O Çatlak Kalem bitmez yüreğinde dostum, olsa olsa yeniden doğar tıpkı
yeni gün
gibi... Yeni, yine, yeniden okumak dileğiyle, keyifli kal, bekliyoruz...
Umut Yaşar İnan - Can Dündar'ın satırlarıyla... "Bir dostu olmalı insanın; saate
bakmaksızın, kapısını çalabileceği bir dostu olmalı insanın... 'Nereden
çıktın bu vakitte' dememeli, bir gece yarısı telaşla yataktan fırladığında; 'gözünün dilini' bilmeli; dinlemeli sormadan, söylemeden anlamalı...
Arka bahçede varlığını sezdirmeden, mütemadiyen dikilen vefalı bir ağaç gibi
köklenmeli hayatında; sen, her daim onun orada durduğunu hissetmelisin. İhtiyaç
duyduğunda gidip müşfik gövdesine yaslanabilmeli, kovuklarına
saklanabilmelisin.

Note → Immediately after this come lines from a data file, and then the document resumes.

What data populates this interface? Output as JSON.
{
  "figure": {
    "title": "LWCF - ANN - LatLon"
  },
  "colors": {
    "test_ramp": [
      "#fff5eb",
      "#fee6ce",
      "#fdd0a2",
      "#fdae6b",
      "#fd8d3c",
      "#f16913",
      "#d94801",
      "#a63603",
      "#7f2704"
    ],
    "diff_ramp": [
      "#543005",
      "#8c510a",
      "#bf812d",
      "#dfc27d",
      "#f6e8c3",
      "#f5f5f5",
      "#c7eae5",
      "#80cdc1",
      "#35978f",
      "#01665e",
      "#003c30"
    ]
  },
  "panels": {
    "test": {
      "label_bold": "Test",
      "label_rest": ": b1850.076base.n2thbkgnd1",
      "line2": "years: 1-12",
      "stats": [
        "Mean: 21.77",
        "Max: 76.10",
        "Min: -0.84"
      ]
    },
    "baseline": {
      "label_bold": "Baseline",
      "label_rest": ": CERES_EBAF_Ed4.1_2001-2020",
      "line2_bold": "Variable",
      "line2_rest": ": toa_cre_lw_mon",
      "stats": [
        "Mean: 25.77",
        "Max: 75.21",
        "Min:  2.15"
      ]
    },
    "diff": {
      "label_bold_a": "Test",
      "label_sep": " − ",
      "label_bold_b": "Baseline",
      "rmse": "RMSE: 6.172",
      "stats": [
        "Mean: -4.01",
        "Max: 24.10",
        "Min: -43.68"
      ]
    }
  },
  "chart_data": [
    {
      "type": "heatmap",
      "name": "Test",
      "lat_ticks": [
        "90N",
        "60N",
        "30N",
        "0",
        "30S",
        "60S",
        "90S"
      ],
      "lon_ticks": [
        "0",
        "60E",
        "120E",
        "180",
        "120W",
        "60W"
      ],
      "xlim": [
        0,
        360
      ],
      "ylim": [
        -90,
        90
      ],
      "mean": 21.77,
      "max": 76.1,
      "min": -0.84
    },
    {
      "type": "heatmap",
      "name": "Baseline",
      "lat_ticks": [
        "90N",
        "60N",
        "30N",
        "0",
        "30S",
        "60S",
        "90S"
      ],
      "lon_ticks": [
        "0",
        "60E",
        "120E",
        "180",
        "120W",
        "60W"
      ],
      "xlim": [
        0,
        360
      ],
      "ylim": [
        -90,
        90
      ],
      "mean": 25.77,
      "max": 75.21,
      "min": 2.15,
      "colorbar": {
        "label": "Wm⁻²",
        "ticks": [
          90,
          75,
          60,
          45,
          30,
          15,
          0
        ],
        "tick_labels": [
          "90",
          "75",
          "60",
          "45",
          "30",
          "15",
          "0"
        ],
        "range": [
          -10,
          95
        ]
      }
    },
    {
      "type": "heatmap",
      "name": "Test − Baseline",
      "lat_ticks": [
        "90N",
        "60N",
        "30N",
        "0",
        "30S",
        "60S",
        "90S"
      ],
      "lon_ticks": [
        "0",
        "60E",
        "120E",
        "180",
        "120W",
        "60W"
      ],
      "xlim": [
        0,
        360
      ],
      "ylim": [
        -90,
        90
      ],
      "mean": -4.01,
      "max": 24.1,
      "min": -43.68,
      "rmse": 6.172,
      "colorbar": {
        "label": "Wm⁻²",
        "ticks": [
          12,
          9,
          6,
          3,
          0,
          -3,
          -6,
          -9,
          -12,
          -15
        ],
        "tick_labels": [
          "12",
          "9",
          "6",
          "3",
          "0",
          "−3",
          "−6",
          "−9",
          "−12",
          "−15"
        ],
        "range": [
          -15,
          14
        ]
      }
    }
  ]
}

Kucaklamalı seni güvenli kolları, dalları bitkin başına
omuz, yaprakları kanayan ruhuna merhem olmalı... En mahrem sırlarını
verebilmeli, en derin yaralarını açıp gösterebilmelisin; gölgesinde
serinlemelisin; sorgusuz, sualsiz... Onca dalkavuk arasında bir tek o, sözünü
eğip bükmeden söylemeli, yanlış anlaşılmayacağını bilmeli. Alkışlandığında
değil sadece, asıl yuhalandığında yanında durup koluna girebilmeli. Övmeli alem
içinde, baş başayken sövmeli ve sen öyle güvenmelisin ki ona, övdüğünde de
sövdüğünde de bunun iyilikten olduğunu bilmelisin, 'hak ettim' diyebilmelisin. Teklifsiz kefili olmalı hatalarının; günahlarının yegâne
şahidi... Seni senden iyi bilen, sana senden çok güvenen bir sırdaş...
Gözbebekleri bulutlandığında yaklaşan fırtınayı sezebilmelisin. Ve sen
ağladığında, onun gözünden gelmeli yaş..."
Benim kaleme almak istediğim fakat bu kadar güzel dillendirilmiş bir yazı varken benim kalemimden çıkan cümleler bu kadar yeterli kalmayacaktı... Dostluğun için teşekkürler... Tanıdığım nadir güzel insanlardansın.
Berna Candar
- Günümüz
dünyasında kalemlerinden aşka dair, sevgiye, dostluğa, mutluluğa dair
kelimeler dökülen yazılarıyla; gönüllere birazcık da olsa sevgi aşılayacak,
sevmenin ne kadar büyük bir erdem olduğunu hatırlatacak, büyük kalemlere ihtiyaç
var. Sen bu erdemi gösteriyorsun arkadaşım ve temennim odur ki; gönlünün
istediği yerde, gönüllerde olursun... Saygılar
Not: Yusufluk yapmaktan geri kalmayayım. Allah sana da telefon kulübesinde halay çekme benzitilmesi gibi ilginç bir benzetme nasip etsin(!)